Wonderful design case performed at CIID Summer School 2011 in Copenhagen, Denmark. Participants were asked to work on physical computing design concepts in a class given by Massimo Banzi, co-founder of Arduino.
In this 48hr assignment, Arduino had to be used in a concept around ‘time’. Participants Gijs Huisman, Michael-Owen Liston and Giorgio Uboldi came up with the idea to design a very simple physical interface that would tell time in a rather unusual way. The lay-out and the material used would have to attract the user to interact with the design.Their design concept was called ‘Knock Clock’, which pretty much explains it right away 🙂
The inside of Knock Clock is built up with an Arduino Uno, a piezo element (which detects the knocking), a light sensor (which puts Knock Clock in alarm modus) and a servo-motor with a hand-made ‘hammer’ to knock the inside of the Knock Clock. The exterior was hand-made out of rest wood, found by the designers.
See the video below to illustrate how it works:
Knock Clock from Giorgio Uboldi /// TRUO on Vimeo.

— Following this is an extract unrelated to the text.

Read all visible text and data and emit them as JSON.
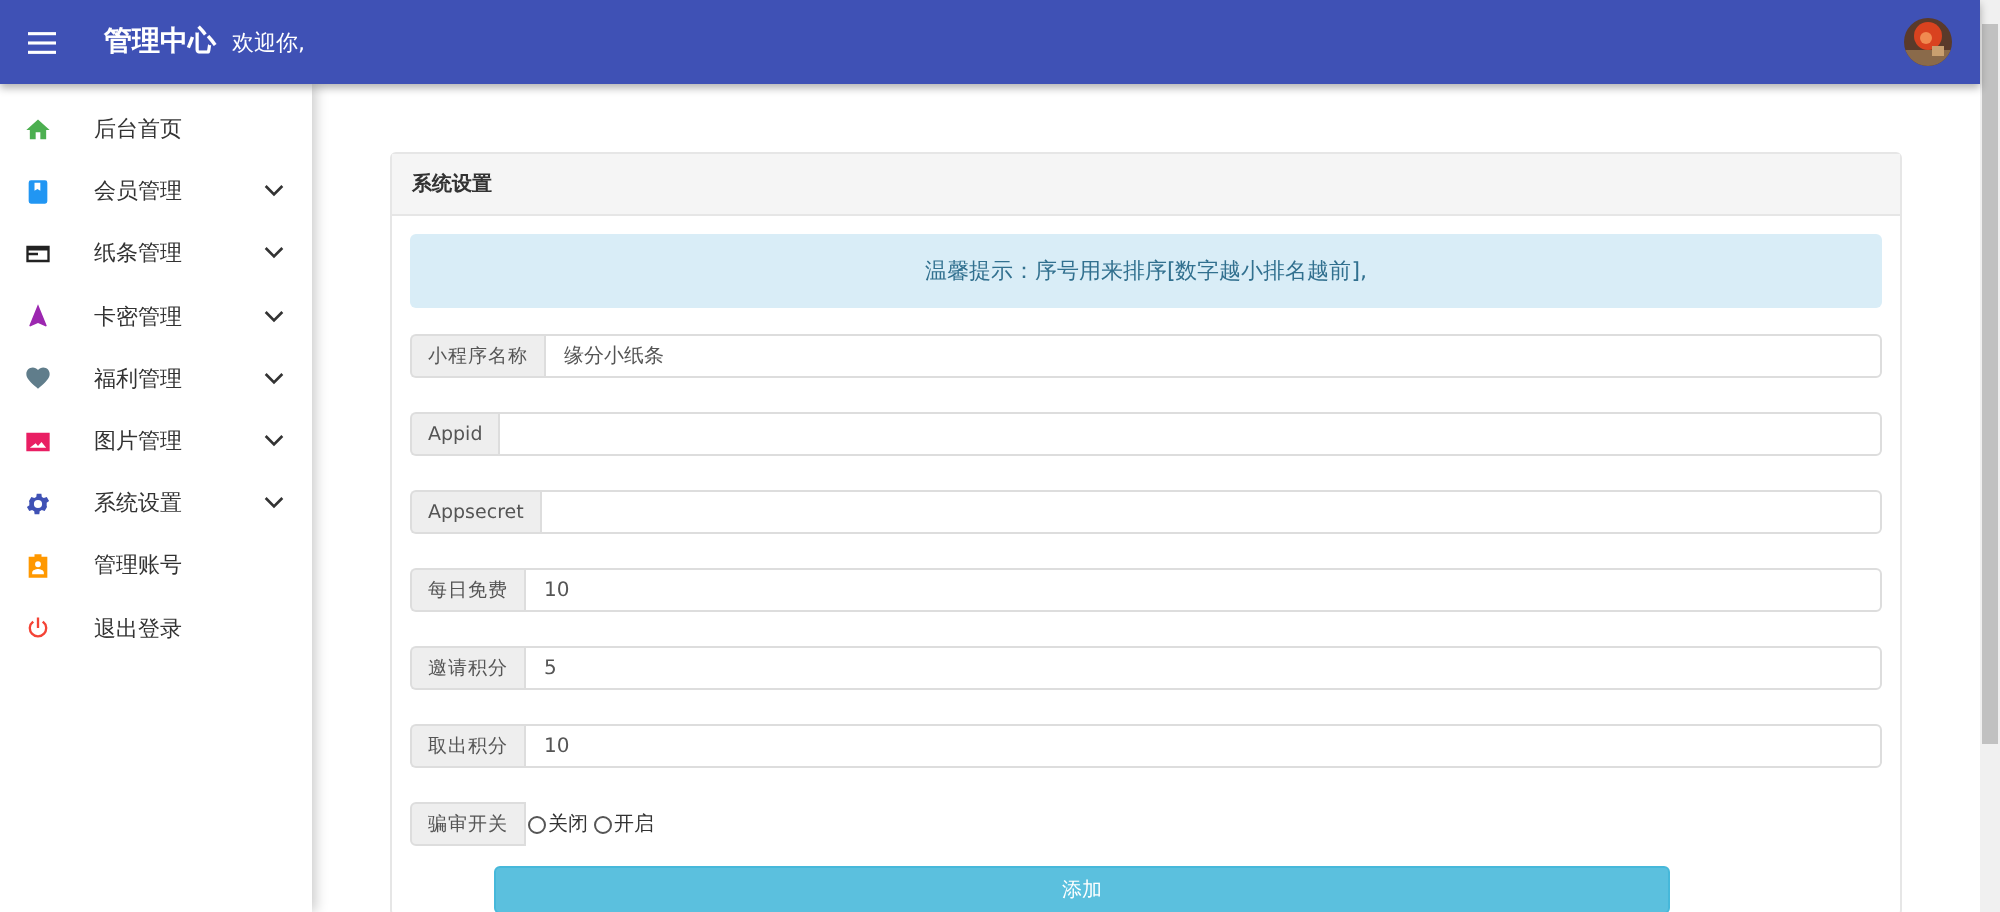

I think it shows a wonderful authentic way of interacting with a clock that feels natural, but also completely different of what we’re used to. I can see this work for blind people and I am sure there are similar products around that probably ‘talk’. The nice thing about knock-clock is that it gives that church-bell feeling of that you have to wait until the last bell to know what time it really is. This asks for a little patience, but enriches the experience as time (waiting) becomes part of the experience of knowing what time it is.